SOLAR: Experts discuss safe harboring equipment ahead of incoming Trump administration

Solar developers have been safe harboring their projects ahead of potential tax policy changes from the new Trump Administration, similar to actions taken in 2016 and 2020 on the heels of other elections, industry executives told NPM in recent interviews.

Following guidance from the IRS and US Treasury, companies have been actively safe harboring projects through mainly two methods in recent weeks and months: breaking ground on physical construction or procuring at least 5% of project materials and equipment to ensure their solar projects receive the full, 30% Investment Tax Credit (ITC) they qualify for through the current tax structure.

The safe harbor provision essentially locks solar projects into the tax credit of a given year so long as they either start building or buy parts. There is still an eight-year runway on incentives outlined in the IRA, so safe-harboring projects is just a precautionary measure at this point, but the practice safeguards solar developers if parts of the IRA are repealed under the new administration.

“The Inflation Reduction Act that was passed in 2022 was intended to have a 10-year period on it, but given the GOP trifecta, there is more risk on that,” Todd Fryatt, CEO and founder of solar and battery storage project developer ECA Solar, told NPM during a recent podcast. “Frankly, our industry is very accustomed to dealing with legislative cliff dates, as well as just standard regulatory risk.

While 2025 is a new political environment, Fryatt emphasized that companies have safe harbored their projects regarding solar ITC several times since the tax credit initiative became law in 2006. Nick Sangermano, president of GS Power Partners, recalled safe harboring discussions in 2017 following other tariff-related concerns.

“It is a little bit of Back to the Future – there is some comfort with ‘this is kind of what you do when there is a bit of uncertainty,’” said Sangermano, adding that “we look at it as it is a great reason to execute faster. It’s money well spent, and we want the megawatts.”

GS Power Partners sees some of the uncertainty in the market as an opportunity to acquire late-stage projects that they can help get across the finish line in 2025. Sangermano expects safe harboring discussions to continue into 2025 until the new administration gives more clarity on the future of tax laws.

US President-Elect Donald Trump has targeted IRA’s electric vehicle tax credits for the chopping block but has not laid out plans regarding other parts of the IRA, such as tax credits to build clean energy resources like solar and wind or incentives for clean technology manufacturing and production, which have been popular in recent years.

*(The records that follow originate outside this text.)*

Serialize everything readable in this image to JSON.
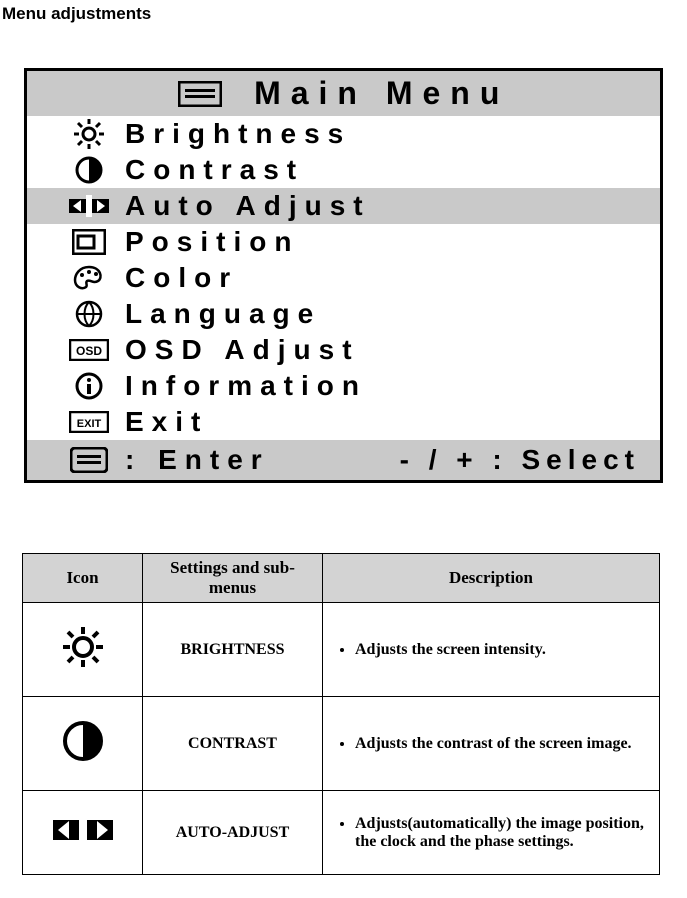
{
  "page": {
    "title": "Menu adjustments"
  },
  "osd": {
    "title": "Main Menu",
    "items": [
      {
        "label": "Brightness"
      },
      {
        "label": "Contrast"
      },
      {
        "label": "Auto Adjust"
      },
      {
        "label": "Position"
      },
      {
        "label": "Color"
      },
      {
        "label": "Language"
      },
      {
        "label": "OSD Adjust"
      },
      {
        "label": "Information"
      },
      {
        "label": "Exit"
      }
    ],
    "footer_enter": ": Enter",
    "footer_select": "- / + : Select"
  },
  "table": {
    "headers": {
      "icon": "Icon",
      "settings": "Settings and sub-menus",
      "description": "Description"
    },
    "rows": [
      {
        "setting": "BRIGHTNESS",
        "description": "Adjusts the screen intensity."
      },
      {
        "setting": "CONTRAST",
        "description": "Adjusts the contrast of the screen image."
      },
      {
        "setting": "AUTO-ADJUST",
        "description": "Adjusts(automatically) the image position, the clock and the phase settings."
      }
    ]
  }
}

According to data from Bloomberg, at least USD 206bn has of investments in clean energy technology manufacturing have been announced since outgoing US President Joe Biden took over, mostly going to electric vehicle and battery storage facilities. Approximately, USD 161bn has gone to Republican House districts, while USD 42bn went to Democrat districts. This discrepancy could make the IRA more difficult to repeal, despite Republicans uniting in opposition to the law two years ago.

In the meantime, the industry supply chain has been active in the last few months of 2024, Fryatt said, with companies buying and warehousing modules, transformers, and other materials ahead of the new year.

The physical construction safe harbor test must be for continuous work that is crucial to the project – not just fences and port-o-potties, Fryatt emphasized. Projects that are already close to construction might opt for this method, he said.

The other strategy, which includes procuring at least 5% of equipment needed for a project, is usually the more popular safe harbor method for companies. Fryatt said solar modules are popular equipment that is procured for the 5% test, with inverters, racking and transformers as other options. Another industry executive told NPM that they expected a run on transformers as companies await a new tax bill.

“Typically, it is tangible equipment – in our view, interconnection deposits are likely not going to qualify towards the 5% safe harbor rules,” Fryatt said. “The theme is that the government wants real, hard binding agreements. They want real skin-in-the-game commitment and liability and everything else, so that is what they are looking for in these two tests.”

For ECA Solar, Fryatt said the company deploys both safe harbor methods for its current projects and has been procuring modules it believes do not have tariff risk. He said the company thinks its best practice is to procure between 7%-7.5% of equipment to give a slight buffer of that 5% threshold.

“Historically, I would say module prices are still at relatively all-time lows. That has been an issue in previous errors of safe harbor procurement, but right now I would say module prices are very modest,” Fryatt said.

Brightcore Energy head of solar development Ben Reisman declined to share his company’s specific strategy for safe harboring projects, but said it is something they have dealt with following past elections. The industry is also grappling with tariff risk, added Reisman.

“The future is unknown, so we’re just going to have to work on strategies to try to prepare for it and utilize our experience from these past step downs and apply that moving forward,” Reisman said.

Despite some companies, including ECA Solar, having “a bad taste in their mouth” from safe harboring in the past when it ultimately was not necessary, Fryatt said he expects well-funded and capital rich projects to safe harbor by procuring parts, especially at the utility-scale level.

“It has to do with how those owners and investors perceive the legislative risk and regulatory risk,” Fryatt said. “We think it’s material enough to take action, and it’s certainly justified perhaps paying a premium for this quote unquote insurance policy.”